Recife: em entrevista, empreendedor social fala de como é possível lucrar com o próprio lixo

Professor Resíduo
03:30:PM - 11/Aug/2017
Recife: em entrevista, empreendedor social fala de como é possível lucrar com o próprio lixo
Mônica Imbuzeiro / Agência O Globo

"Quando você não recicla, acaba pagando para que o sistema de coleta da prefeitura enterre aquele lixo num aterro sanitário", diz empreendedor social

11/08/2017 | 15h30

Pernambucano, desenvolveu um projeto de reciclagem e veio ao Rio para participar do Labora, o laboratório de inovação social do Oi Futuro

“Tenho 34 anos e sou formado em História. Em 2009, durante uma viagem à Alemanha, vi uma máquina de logística reversa e percebi naquela tecnologia a chance de mudar uma realidade no Brasil. A gente gosta de dizer que na Europa todos são civilizados e não sujam o chão, e não vemos que essa mudança deve partir de nós.”

Não é a consciência ambiental que move a reciclagem no Brasil. Hoje, os protagonistas desse processo são catadores de lixo, pessoas mais pobres, que dependem do dinheiro da venda de resíduos para sobreviver. É preciso engajar mais pessoas para que a logística reversa se torne uma realidade compatível com a cultura brasileira.

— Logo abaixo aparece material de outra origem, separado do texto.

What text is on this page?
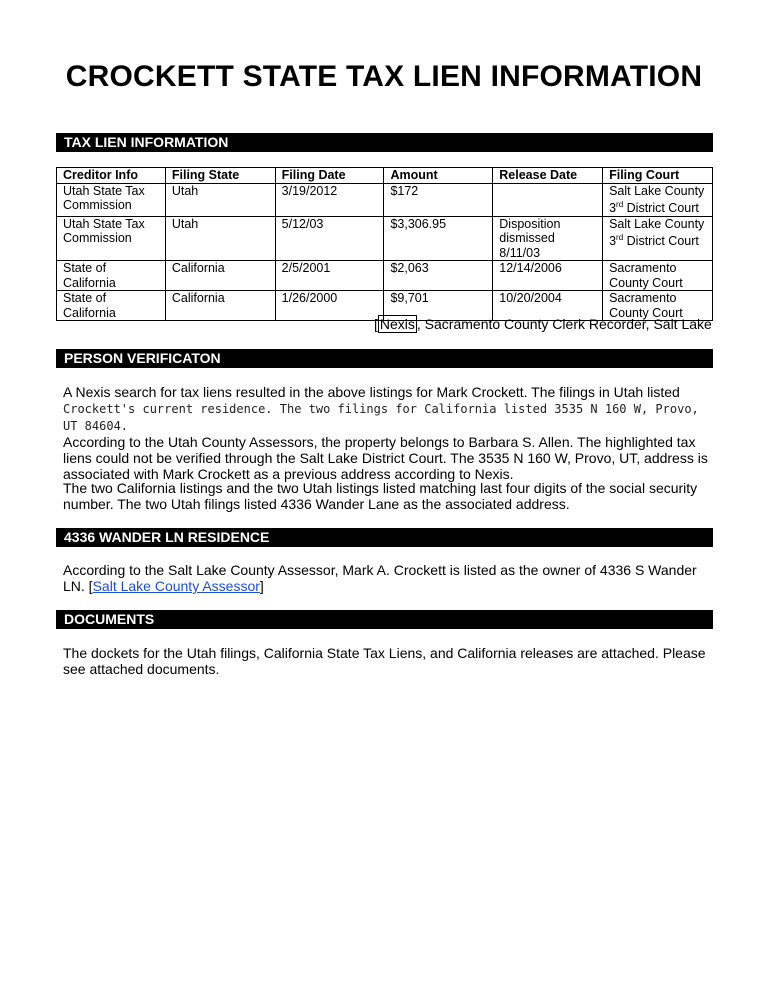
CROCKETT STATE TAX LIEN INFORMATION
TAX LIEN INFORMATION
Creditor Info	Filing State	Filing Date	Amount	Release Date	Filing Court

Utah State Tax
Commission	Utah	3/19/2012	$172		Salt Lake County
3rd District Court

Utah State Tax
Commission	Utah	5/12/03	$3,306.95	Disposition
dismissed
8/11/03	Salt Lake County
3rd District Court

State of
California	California	2/5/2001	$2,063	12/14/2006	Sacramento
County Court

State of
California	California	1/26/2000	$9,701	10/20/2004	Sacramento
County Court
[ Nexis , Sacramento County Clerk Recorder, Salt Lake
PERSON VERIFICATON
A Nexis search for tax liens resulted in the above listings for Mark Crockett. The filings in Utah listed
Crockett's current residence. The two filings for California listed 3535 N 160 W, Provo, UT 84604.
According to the Utah County Assessors, the property belongs to Barbara S. Allen. The highlighted tax liens could not be verified through the Salt Lake District Court. The 3535 N 160 W, Provo, UT, address is associated with Mark Crockett as a previous address according to Nexis.
The two California listings and the two Utah listings listed matching last four digits of the social security number. The two Utah filings listed 4336 Wander Lane as the associated address.
4336 WANDER LN RESIDENCE
According to the Salt Lake County Assessor, Mark A. Crockett is listed as the owner of 4336 S Wander LN. [Salt Lake County Assessor]
DOCUMENTS
The dockets for the Utah filings, California State Tax Liens, and California releases are attached. Please see attached documents.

Qual é o atual panorama da reciclagem no Brasil?
Nosso país tem números preocupantes. São Paulo, a maior cidade da América do Sul, recicla apenas 3% de todo o lixo produzido. Em Recife, o índice é ainda pior: 1,6%. Na Europa, a média dos sistemas oficiais de reciclagem é de 37%.

Qual é o valor do lixo?
O lixo de um pode ser a riqueza do outro. Prova disso é que algumas cidades na Suécia têm importado lixo, tanto para recolocação dos resíduos na indústria quanto para geração de energia em usinas de incineração. Na Alemanha, as empresas já estampam na embalagem o valor da logística reversa. As garrafas pet de 500ml, por exemplo, informam no rótulo que o consumidor vai receber 25 centavos de euro caso devolva o recipiente vazio em uma máquina de reciclagem.

Como são essas máquinas?
Elas coletam embalagens com código de barras e creditam um valor ao usuário que está fazendo a reciclagem. Além disso, são capazes de identificar o material, apontando se é plástico ou alumínio, qual o volume e até qual a marca. É gerado um grande banco de dados com o caminho percorrido pelos resíduos.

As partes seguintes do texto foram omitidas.